BibFetcher
Fetching BibTex from dblp with Title/Author Information Automatically.
Why?
Most researchers find it tedious to manually maintain a bibliography file when writing academic papers (at least my colleagues and I do). In particular, it requires frequent switching between the text editor, e.g., Overleaf, and the online database, e.g., DBLP, to search for bibliography, with lots of clicking, copying and pasting. These repetitive operations are really time-consuming and unbearable. So why don’t we automate this process? Just hand it over to the computer, and then we can focus on writing or even enjoy a coffee break! This is exactly what BibFetcher does.
What?
So, what specifically do we want BibFetcher to do? A coarse feature list is as follows:
- Automated Bibliography Retrieval: Automatically fetch entries from online databases such as DBLP.
- Customized Import: Allow users to import their bibliography in editors with specified citation keys.
- Export Options: Provide options to export the bibliography in various formats for different document types.
- Error Handling: Handle errors when a paper cannot be found or when there are missing fields.
- Integration with Editors: Integrate with editors to insert bibliography directly into the document.
- User Interface: Offer a user-friendly interface that is intuitive to use and navigate.
This project focuses on the core features (1~4) and leaves the additional ones (5 and 6) for future work.
How?
Now, the question arises: how do we implement these features? Let’s regard this as a function: \(f(x) \rightarrow y\), then deal with it step by step:
Step 1. Define the input \(x\)
Specifically, we define the input as a json dict:
{
"citationkey": "title [author]"
}
The citationkey
is used to specify index of references, enabling quick autocompletion in editors to browse references. The title
is necessary for searching for the desired paper, while the author
is optional and works only when addressing papers with highly similar titles.
Step 2. Define the output \(y\)
DBLP stores several different types of publications:
Here we are mainly interested in the following three types:
class PubType(Enum):
PROCEEDING = 'Conference and Workshop Papers'
JOURNAL = 'Journal Articles'
ARXIV = 'Informal and Other Publications'
We define the output as a BibEntry
object with the necessary bibliography fields for each type of publications as follows:
bib_item_dict = {
PubType.PROCEEDING: ['author', 'title', 'booktitle', 'pages', 'address', 'year'],
PubType.JOURNAL: ['author', 'title', 'journal', 'volume', 'number', 'pages', 'year'],
PubType.ARXIV: ['author', 'title', 'journal', 'volume', 'year']
}
Step 3. Implement the funtion \(f(\cdot)\)
To implement \(f(\cdot)\), we investigate the query API of DBLP. There are three major search services provided by dblp:
- https://dblp.org/search/publ/api for publication queries
- https://dblp.org/search/author/api for author queries
- https://dblp.org/search/venue/api for venue queries
We query the first API with the title and author information as query string through HTTP requests, and then parse the general bibliography fields from the response. Particularly, there are several trouble-making fields here:
-
author
: the author names are sometimes followed by a four-digit ID -
title
: the title casing conventions are hard to code and there are many edge cases -
booktitle
: the booktitle does not conform to the uniform format that we prefer -
address
: the address may be missing
We carefully address these issues through regular expressions, booktitle mapping, HTML parsing and CSS selection on the venue page, respectively. In addition, sometimes multiple bib entries are matched with one query. To ensure the correct bib is fetched, we allow users to manually select one of them by navigating the candidates or just keep it empty if none of them is desired.

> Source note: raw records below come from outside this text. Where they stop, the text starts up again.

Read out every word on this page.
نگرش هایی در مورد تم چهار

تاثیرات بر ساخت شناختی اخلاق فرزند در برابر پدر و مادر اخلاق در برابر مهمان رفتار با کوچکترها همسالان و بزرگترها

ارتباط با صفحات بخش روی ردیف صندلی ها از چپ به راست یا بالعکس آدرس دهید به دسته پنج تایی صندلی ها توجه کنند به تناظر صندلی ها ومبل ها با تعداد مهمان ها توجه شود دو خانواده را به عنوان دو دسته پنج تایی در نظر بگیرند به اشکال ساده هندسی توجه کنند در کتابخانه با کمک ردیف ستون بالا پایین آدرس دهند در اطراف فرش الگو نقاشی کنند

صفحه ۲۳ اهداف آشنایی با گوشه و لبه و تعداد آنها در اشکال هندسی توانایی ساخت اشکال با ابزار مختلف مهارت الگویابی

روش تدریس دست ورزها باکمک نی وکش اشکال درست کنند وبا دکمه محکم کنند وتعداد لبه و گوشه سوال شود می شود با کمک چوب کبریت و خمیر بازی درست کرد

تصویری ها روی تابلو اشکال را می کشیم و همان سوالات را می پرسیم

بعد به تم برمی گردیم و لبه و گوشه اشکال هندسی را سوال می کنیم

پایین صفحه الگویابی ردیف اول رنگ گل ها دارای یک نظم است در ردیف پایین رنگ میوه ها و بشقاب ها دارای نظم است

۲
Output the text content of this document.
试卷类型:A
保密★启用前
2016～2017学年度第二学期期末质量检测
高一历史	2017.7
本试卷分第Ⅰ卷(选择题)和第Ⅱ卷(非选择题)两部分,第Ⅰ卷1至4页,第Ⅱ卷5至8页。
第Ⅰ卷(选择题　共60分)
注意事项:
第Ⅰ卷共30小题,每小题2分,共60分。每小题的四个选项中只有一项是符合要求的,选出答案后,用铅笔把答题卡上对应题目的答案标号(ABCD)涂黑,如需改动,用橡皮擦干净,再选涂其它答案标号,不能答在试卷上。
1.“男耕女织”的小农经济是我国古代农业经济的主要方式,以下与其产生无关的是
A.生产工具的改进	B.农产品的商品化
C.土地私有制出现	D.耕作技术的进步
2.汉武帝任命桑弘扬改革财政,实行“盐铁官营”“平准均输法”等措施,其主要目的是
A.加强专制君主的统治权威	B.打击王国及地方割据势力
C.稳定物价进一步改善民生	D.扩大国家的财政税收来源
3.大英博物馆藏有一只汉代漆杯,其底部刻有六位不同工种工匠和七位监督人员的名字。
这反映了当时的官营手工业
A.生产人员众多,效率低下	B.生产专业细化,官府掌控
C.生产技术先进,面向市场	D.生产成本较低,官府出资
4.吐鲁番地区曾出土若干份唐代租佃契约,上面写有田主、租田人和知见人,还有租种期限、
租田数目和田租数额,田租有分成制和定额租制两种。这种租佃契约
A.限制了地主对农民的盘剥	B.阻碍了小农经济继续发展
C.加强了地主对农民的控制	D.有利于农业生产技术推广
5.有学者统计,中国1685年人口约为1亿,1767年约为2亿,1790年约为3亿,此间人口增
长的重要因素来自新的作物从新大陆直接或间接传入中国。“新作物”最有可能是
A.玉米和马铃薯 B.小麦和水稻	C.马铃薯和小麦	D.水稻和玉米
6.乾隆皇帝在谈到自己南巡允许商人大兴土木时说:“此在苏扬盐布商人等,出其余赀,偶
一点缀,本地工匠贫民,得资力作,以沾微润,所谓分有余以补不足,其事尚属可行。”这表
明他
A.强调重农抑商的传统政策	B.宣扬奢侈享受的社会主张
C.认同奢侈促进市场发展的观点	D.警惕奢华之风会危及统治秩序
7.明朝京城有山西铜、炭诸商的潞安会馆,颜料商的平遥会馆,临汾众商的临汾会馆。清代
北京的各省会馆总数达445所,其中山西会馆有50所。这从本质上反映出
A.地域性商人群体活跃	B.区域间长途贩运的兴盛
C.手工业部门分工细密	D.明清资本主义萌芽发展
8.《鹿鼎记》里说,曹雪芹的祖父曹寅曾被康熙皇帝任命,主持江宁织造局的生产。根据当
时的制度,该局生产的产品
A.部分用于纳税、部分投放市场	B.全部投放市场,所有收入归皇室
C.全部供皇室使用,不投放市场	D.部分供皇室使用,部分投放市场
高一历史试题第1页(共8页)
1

Step 4. Handle the exception \(e\)
We provide clear exception messages for not-found entries and check for missing fields in retrieved entries, all of which are recorded in a log file for post-processing.
To test BibFetcher and dicover potential failure cases, we search DBLP to construct a json file as test example, which includes publications of all the venues in the venue dict from 2020 to 2023, three entries per year.
Who?
With the well-implemented function \(f(x) \rightarrow y\), any \(\LaTeX\) and Microsoft Word user can employ BibFetcher to generate bibliography, e.g., given the citation key and query information:
{
"resnet": "Deep Residual Learning for Image Recognition, Kaiming He"
}
export bibtex for \(\LaTeX\) users:
@inproceedings{resnet,
author= {Kaiming He, Xiangyu Zhang, Shaoqing Ren and Jian Sun},
title= {{Deep Residual Learning for Image Recognition}},
booktitle= {Proceedings of {IEEE} {CVPR}},
pages= {770-778},
address= {Las Vegas, NV, USA},
year= {2016},
}
or text for Mircosoft Word users:
Kaiming He, Xiangyu Zhang, Shaoqing Ren and Jian Sun, “Deep Residual Learning for Image Recognition”, in Proceedings of IEEE CVPR, pp.770-778, Las Vegas, NV, USA, 2016.
Code
We release BibFecther on this GitHub repo. Please take a look and feel free to customize it!